The pattern is familiar to anyone who works with founders, early employees, or long-term investors. A single position, often acquired at a very low cost basis, has grown to represent half or more of a family's net worth. The textbook answer is to diversify, but the textbook answer ignores the tax. Selling a $10M position with negligible basis generates roughly 37% in combined federal and state tax for a high earner in a high-tax state, about $3.7M, plus the loss of everything those dollars would have compounded into over the following decades.1
Faced with a choice between concentrated risk and an immediate seven-figure tax bill, most investors choose neither. They hold the position, revisit the question periodically, and take no action. Doing nothing appears to be the conservative option. It is actually a large, unhedged bet that one particular company will keep performing indefinitely.
Why holding is riskier than it feels
An index fund is self-correcting in a way a single position is not. When a company inside the index declines, its weight shrinks and stronger companies replace it, which is why an index can compound for a century while most of its original members disappear. A single stock has no such mechanism. The history of individual companies, including dominant and seemingly permanent ones, is largely a history of eventual disruption, and most investors can name a company once considered untouchable that later lost half its value and never recovered it.

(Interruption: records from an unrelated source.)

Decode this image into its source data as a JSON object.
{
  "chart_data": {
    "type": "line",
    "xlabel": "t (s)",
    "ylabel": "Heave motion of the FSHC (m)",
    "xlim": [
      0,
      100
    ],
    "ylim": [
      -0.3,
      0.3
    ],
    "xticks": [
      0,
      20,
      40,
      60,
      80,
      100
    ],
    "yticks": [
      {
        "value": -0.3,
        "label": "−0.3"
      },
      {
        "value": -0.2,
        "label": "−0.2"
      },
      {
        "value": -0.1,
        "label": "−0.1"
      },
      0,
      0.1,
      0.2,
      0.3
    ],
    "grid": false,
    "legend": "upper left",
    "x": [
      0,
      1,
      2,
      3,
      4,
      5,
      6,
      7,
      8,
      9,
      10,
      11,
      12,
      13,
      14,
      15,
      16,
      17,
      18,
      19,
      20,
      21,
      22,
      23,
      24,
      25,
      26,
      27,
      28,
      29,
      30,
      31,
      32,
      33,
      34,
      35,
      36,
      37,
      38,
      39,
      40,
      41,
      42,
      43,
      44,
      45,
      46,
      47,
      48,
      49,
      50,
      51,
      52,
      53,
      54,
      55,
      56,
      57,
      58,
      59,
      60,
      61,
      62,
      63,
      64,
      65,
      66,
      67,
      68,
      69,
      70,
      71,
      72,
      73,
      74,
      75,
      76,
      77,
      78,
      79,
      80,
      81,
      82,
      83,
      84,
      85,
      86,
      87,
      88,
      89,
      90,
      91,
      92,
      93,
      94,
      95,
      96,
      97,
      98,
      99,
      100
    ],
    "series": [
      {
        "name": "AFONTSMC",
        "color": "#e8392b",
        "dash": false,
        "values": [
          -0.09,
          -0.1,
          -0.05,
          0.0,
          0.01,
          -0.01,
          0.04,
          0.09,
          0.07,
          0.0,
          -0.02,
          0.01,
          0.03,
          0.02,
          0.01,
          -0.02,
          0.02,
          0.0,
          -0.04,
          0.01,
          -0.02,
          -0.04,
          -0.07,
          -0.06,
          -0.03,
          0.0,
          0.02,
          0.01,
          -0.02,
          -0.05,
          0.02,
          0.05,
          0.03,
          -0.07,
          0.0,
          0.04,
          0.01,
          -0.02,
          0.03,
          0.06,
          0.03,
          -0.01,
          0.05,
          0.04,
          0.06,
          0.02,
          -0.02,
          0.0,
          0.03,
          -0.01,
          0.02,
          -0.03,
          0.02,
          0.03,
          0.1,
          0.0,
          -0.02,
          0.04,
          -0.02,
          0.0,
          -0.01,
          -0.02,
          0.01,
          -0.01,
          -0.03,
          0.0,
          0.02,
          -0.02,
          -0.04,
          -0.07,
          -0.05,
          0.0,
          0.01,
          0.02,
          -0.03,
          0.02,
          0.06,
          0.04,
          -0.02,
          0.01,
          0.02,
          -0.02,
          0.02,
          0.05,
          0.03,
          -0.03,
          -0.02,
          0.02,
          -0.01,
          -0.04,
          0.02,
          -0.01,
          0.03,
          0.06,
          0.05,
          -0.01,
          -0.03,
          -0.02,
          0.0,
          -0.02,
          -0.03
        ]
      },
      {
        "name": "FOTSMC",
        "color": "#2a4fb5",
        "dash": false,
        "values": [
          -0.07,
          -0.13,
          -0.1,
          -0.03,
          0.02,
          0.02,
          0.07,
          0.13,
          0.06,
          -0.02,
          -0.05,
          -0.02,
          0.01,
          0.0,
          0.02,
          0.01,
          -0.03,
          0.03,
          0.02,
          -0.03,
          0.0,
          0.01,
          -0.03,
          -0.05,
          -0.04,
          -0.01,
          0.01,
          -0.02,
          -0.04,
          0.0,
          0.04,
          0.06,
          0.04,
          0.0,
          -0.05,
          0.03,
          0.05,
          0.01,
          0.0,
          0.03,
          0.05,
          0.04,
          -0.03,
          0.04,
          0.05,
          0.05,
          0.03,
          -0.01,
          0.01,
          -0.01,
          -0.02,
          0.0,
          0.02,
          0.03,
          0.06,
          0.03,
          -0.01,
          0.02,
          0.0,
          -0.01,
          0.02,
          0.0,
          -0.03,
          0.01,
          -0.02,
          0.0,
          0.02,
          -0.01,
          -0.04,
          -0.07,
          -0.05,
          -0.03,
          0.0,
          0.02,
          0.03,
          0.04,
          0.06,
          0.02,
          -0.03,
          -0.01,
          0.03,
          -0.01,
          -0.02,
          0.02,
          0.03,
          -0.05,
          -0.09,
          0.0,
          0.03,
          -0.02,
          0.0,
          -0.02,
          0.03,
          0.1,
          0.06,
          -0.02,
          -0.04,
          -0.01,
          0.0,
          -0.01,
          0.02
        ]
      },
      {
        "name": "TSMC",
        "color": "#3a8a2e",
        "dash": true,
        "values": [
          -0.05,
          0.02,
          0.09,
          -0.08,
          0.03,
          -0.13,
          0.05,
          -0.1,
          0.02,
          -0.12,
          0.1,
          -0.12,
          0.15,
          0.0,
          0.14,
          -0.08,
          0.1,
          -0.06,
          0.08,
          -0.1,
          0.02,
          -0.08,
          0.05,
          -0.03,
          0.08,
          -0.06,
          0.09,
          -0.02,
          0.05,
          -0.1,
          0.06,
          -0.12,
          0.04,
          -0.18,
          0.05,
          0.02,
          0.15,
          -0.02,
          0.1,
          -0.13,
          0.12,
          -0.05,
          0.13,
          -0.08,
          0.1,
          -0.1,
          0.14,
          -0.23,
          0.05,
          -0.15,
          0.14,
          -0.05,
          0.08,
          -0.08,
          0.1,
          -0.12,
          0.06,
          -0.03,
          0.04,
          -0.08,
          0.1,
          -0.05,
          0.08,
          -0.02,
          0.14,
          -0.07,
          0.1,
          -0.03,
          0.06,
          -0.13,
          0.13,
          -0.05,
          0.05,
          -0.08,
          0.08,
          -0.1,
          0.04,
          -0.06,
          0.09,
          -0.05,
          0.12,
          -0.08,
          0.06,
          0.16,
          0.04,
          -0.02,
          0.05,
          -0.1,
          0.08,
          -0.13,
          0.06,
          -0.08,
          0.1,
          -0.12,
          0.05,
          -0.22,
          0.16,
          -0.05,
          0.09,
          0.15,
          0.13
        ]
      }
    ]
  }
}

There is also an asymmetry that matters more than the statistics. Once a position is large enough to secure a family's future, the remaining upside is worth less than the equivalent downside costs. If the position doubles again, little changes. If it falls 60%, a great deal changes. That is a statement about utility more than a market forecast, and it argues for reducing the position at almost any reasonable price.
The conventional tools
The wealth management industry offers a familiar set of tools, and each addresses a piece of the problem while leaving the core intact.
Selling outright removes the risk and maximizes the tax. Exchange funds pool the stock with other investors' concentrated positions, which diversifies without a sale, but they generally require multi-year lockups, charge meaningful fees, and leave the investor fully exposed to equities throughout.
Collars can limit the downside, but hedging costs money, tax rules restrict how tightly a position can be hedged without triggering a constructive sale, and the embedded tax bill is still waiting at the end. Borrowing against the position raises cash without a sale, but it layers leverage onto an already concentrated portfolio. Charitable vehicles work well for the portion an investor intends to give away, but they do nothing for the portion the investor intends to keep.
None of the conventional tools create the capacity to actually sell the position down. That is the specific gap tax-aware long/short strategies address.
Building the capacity to sell
A tax-aware long/short strategy adds a model-driven book of short positions on top of a diversified long portfolio.2 In any given year some longs fall and some shorts rise, and each of those positions can be sold and realized as a loss. In our simulations over the last ten and a half years of market data, a 150/50 portfolio realizes net losses of 20% to 30% of portfolio value in a typical year, with cumulative losses passing 100% of invested capital around the third year.3
Realized losses carry forward indefinitely, so they accumulate into a loss base that can be applied against future gains. Against a concentrated position, that base is what makes a sale affordable. Each dollar of accumulated losses allows a dollar of appreciated stock to be sold with the gain fully offset, deferring the tax that made diversification appear too expensive.
Consider an investor with a $10M concentrated position and $5M of other liquid assets. The $5M funds a tax-aware long/short program. At the loss generation rates our simulations suggest, the program accumulates something on the order of $5M in realized losses within roughly three years. The investor can then sell half the concentrated position with no current tax due, and the proceeds move into the diversified program, where they generate further losses for the next stage. A decision that was unworkable as a single transaction becomes a manageable multi-year plan.
There is a further benefit while the program runs. The program capital is a diversified investment seeking returns of its own, so the family's overall risk profile begins improving from the first year, well before the position is fully unwound. The strategy diversifies, pursues return, and builds tax capacity at the same time, which is why it fits this problem better than tools that do only one of the three.
What it doesn't do
The approach has limits, and they are worth stating plainly. The losses defer tax rather than eliminate it. The deferred gains come due if the diversified portfolio is eventually liquidated, although deferral itself has value the research literature has documented for decades,4 and positions held until death currently pass to heirs with the basis reset. Building a meaningful loss base takes time, so the strategy suits investors who can commit to a multi-year plan. It involves shorting, leverage, and tracking error against the index, which require institutional infrastructure and a manager with genuine long/short experience. And the portfolio has to make sense as an investment on its own merits, because tax law's economic substance doctrine disallows arrangements whose only purpose is their tax treatment.
The takeaway
The concentrated stock problem persists because both obvious answers are unattractive. Selling surrenders a substantial share of the position to taxes, and holding leaves a family's financial security dependent on one company's next decade. Tax-aware long/short strategies offer a third answer, which is to build the tax capacity to sell over several years and then sell the position down in stages. The investors with regrets tend to be the ones who waited for a better option that never arrived.